Local development

Why and how to set up a local PHP development environment.

We have a more up-to-date overview of local dev tooling over here in our blog. There is also an article on how set up Craft CMS locally with DDEV.


fortrabbit Apps are made for production (live) or staging (review). They are not well suited for online-only development. The deployment is fast but still takes too long when developing rapid changing aspects of your App. Also, it is never a good idea to have your live application display errors and debugging information.

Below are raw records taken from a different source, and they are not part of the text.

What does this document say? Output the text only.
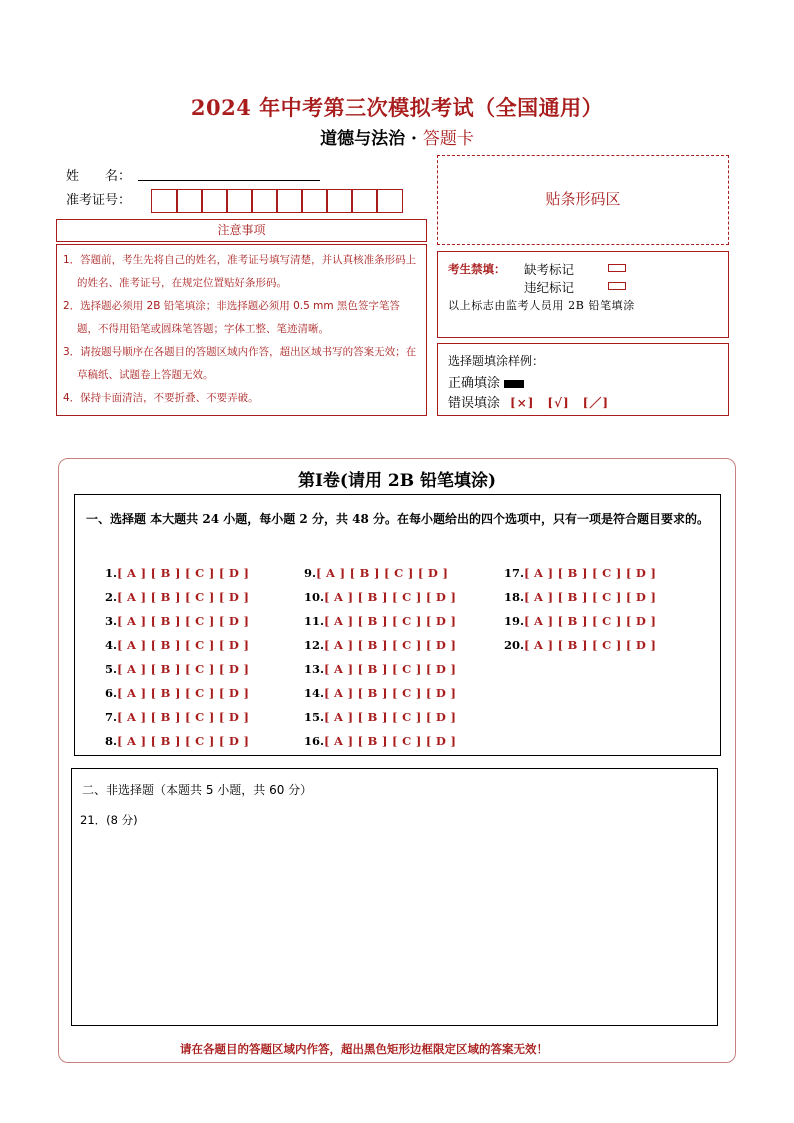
2024 年中考第三次模拟考试（全国通用）
道德与法治 · 答题卡
姓　　名：
准考证号：
注意事项
1．答题前，考生先将自己的姓名，准考证号填写清楚，并认真核准条形码上的姓名、准考证号，在规定位置贴好条形码。
2．选择题必须用 2B 铅笔填涂；非选择题必须用 0.5 mm 黑色签字笔答题，不得用铅笔或圆珠笔答题；字体工整、笔迹清晰。
3．请按题号顺序在各题目的答题区域内作答，超出区域书写的答案无效；在草稿纸、试题卷上答题无效。
4．保持卡面清洁，不要折叠、不要弄破。
贴条形码区
考生禁填： 缺考标记
违纪标记
以上标志由监考人员用 2B 铅笔填涂
选择题填涂样例：
正确填涂
错误填涂 [×]　[√]　[／]
第Ⅰ卷(请用 2B 铅笔填涂)
一、选择题 本大题共 24 小题，每小题 2 分，共 48 分。在每小题给出的四个选项中，只有一项是符合题目要求的。
1.[ A ] [ B ] [ C ] [ D ]
2.[ A ] [ B ] [ C ] [ D ]
3.[ A ] [ B ] [ C ] [ D ]
4.[ A ] [ B ] [ C ] [ D ]
5.[ A ] [ B ] [ C ] [ D ]
6.[ A ] [ B ] [ C ] [ D ]
7.[ A ] [ B ] [ C ] [ D ]
8.[ A ] [ B ] [ C ] [ D ]
9.[ A ] [ B ] [ C ] [ D ]
10.[ A ] [ B ] [ C ] [ D ]
11.[ A ] [ B ] [ C ] [ D ]
12.[ A ] [ B ] [ C ] [ D ]
13.[ A ] [ B ] [ C ] [ D ]
14.[ A ] [ B ] [ C ] [ D ]
15.[ A ] [ B ] [ C ] [ D ]
16.[ A ] [ B ] [ C ] [ D ]
17.[ A ] [ B ] [ C ] [ D ]
18.[ A ] [ B ] [ C ] [ D ]
19.[ A ] [ B ] [ C ] [ D ]
20.[ A ] [ B ] [ C ] [ D ]
二、非选择题（本题共 5 小题，共 60 分）
21．(8 分)
请在各题目的答题区域内作答，超出黑色矩形边框限定区域的答案无效！
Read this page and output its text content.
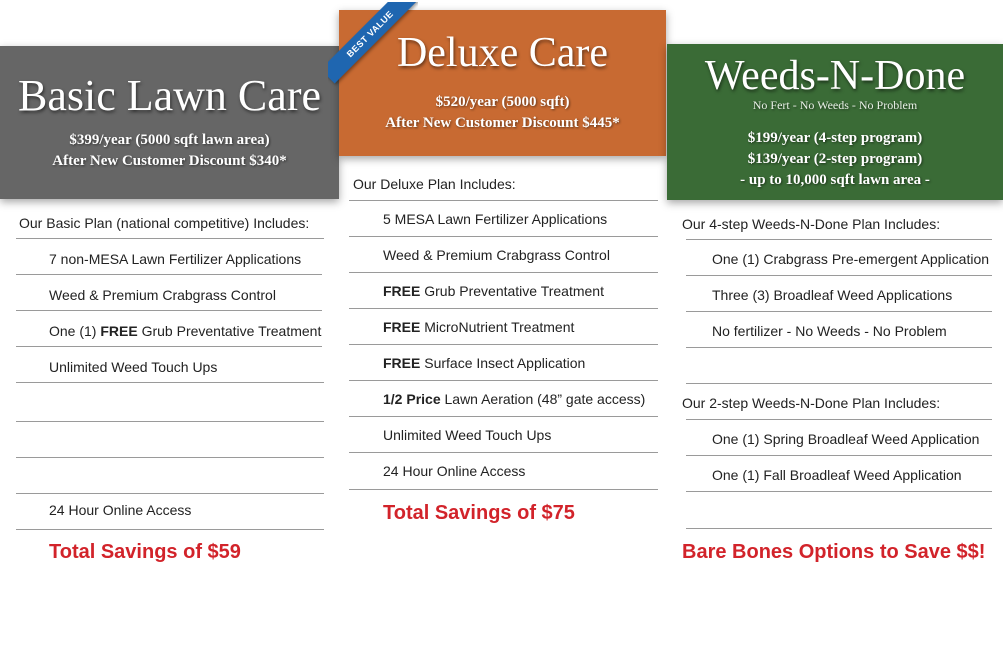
BEST VALUE
Basic Lawn Care
$399/year (5000 sqft lawn area)
After New Customer Discount $340*
Our Basic Plan (national competitive) Includes:
7 non-MESA Lawn Fertilizer Applications
Weed & Premium Crabgrass Control
One (1) FREE Grub Preventative Treatment
Unlimited Weed Touch Ups
24 Hour Online Access
Total Savings of $59
Deluxe Care
$520/year (5000 sqft)
After New Customer Discount $445*
Our Deluxe Plan Includes:
5 MESA Lawn Fertilizer Applications
Weed & Premium Crabgrass Control
FREE Grub Preventative Treatment
FREE MicroNutrient Treatment
FREE Surface Insect Application
1/2 Price Lawn Aeration (48” gate access)
Unlimited Weed Touch Ups
24 Hour Online Access
Total Savings of $75
Weeds-N-Done
No Fert - No Weeds - No Problem
$199/year (4-step program)
$139/year (2-step program)
- up to 10,000 sqft lawn area -
Our 4-step Weeds-N-Done Plan Includes:
One (1) Crabgrass Pre-emergent Application
Three (3) Broadleaf Weed Applications
No fertilizer - No Weeds - No Problem
Our 2-step Weeds-N-Done Plan Includes:
One (1) Spring Broadleaf Weed Application
One (1) Fall Broadleaf Weed Application
Bare Bones Options to Save $$!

Set up a local PHP development environment so that your Apps can run on your local machine. Developing locally is by far the fastest way to see changes quickly. Browse and test your websites and web applications in the browser before deploying them. Also, this way, you always have an up-to-date backup of your code. In other words: A local PHP development environment is key for a successful App lifetime management and continuous deployment.

Required software

The following open source software should run in your local development environment:

  • Node.js and NPM for frontend build processes


There are multiple ways to get your local development stack up and running. Choose the one that best fits your skills and needs. Also, your Operating System (Windows, macOS or Linux) might affect your choice here:

A local PHP server

You can run a web server and PHP directly on your local machine. This is probably the quickest and easiest way to get up and running. Your options:


These solution stacks are easy to handle through a graphical interface and they interfere with the rest of your system as little as possible. The most commonly used here are:

  • MAMP GUI for Mac OS and Windows (free and paid version)
  • XAAMP GUI for Windows, Mac OS, Linux

Please mind that those don't include Git and Composer.

Laravel Valet

This is an really easy-to-use local solution just for not only for Laravel developers on macOS. You have to install it with the Terminal. It's best installed with Homebrew and it requires Composer. The setup is easier than you think and it aligns with best practices of modern development. It bundles NGNIX, DnsMasq and some other magic to an easy to use CLI.

Manual setup

You can also install and manage the software to run your local web server yourself. You'll find lot's of tutorials when Googling around.


Utilizing a virtualization for development allows you better replication of your local setup across your team. Also having everything stashed into a virtual machine very much nullifies any interference with your local host system. It keeps things clean. There are two primary virtualization approaches for development:

Desktop virtualization

Desktop virtualization is the classic way, it's likely easier to setup for novice users, but eats up more resources. Example VM applications are: VirtualBox(free by Oracle) or VMware(paid).

VirtualBox in combination controlled by Vagrant helps a lot when setting up reproducible development environments from scratch - or rather from config file. Many Laravel developers use Homestead, which builds upon Vagrant and simplifies Laravel development even further.

Container virtualization

Container virtualization is harder to setup, but once done easier to use and is very economical in terms of resource usage. Docker is the goto tool. Have a look at Docker for Mac or for Windows on how to install and get started.


What else you need to think about when setting up your local development environment?

Virtual hosts

By default your local development environment will likely be reached under: localhost or You might set up multiple vhosts to serve multiple websites from one machine at the same time. Our workflow is to run the App locally under {{app-name}}.test, while it runs under {{app-name}}.frb.io on fortrabbit.

Environment detection

Our code examples in the install guides always include checks to detect if the App is running locally or on fortrabbit. You should consider this when developing your code - or rather setting up your configuration. For example: MySQL will need different credentials locally then on fortrabbit.


You might want to have a dedicated remote testing environment with public access? Head over to our advanced multi-staging article.

Apache instead of NGINX

Some might prefer a NGINX web-server over Apache as it is easier to configure. Mind that fortrabbit is using Apache, some features might not be compatible. You will find .htaccess examples in these articles which will only work with Apache.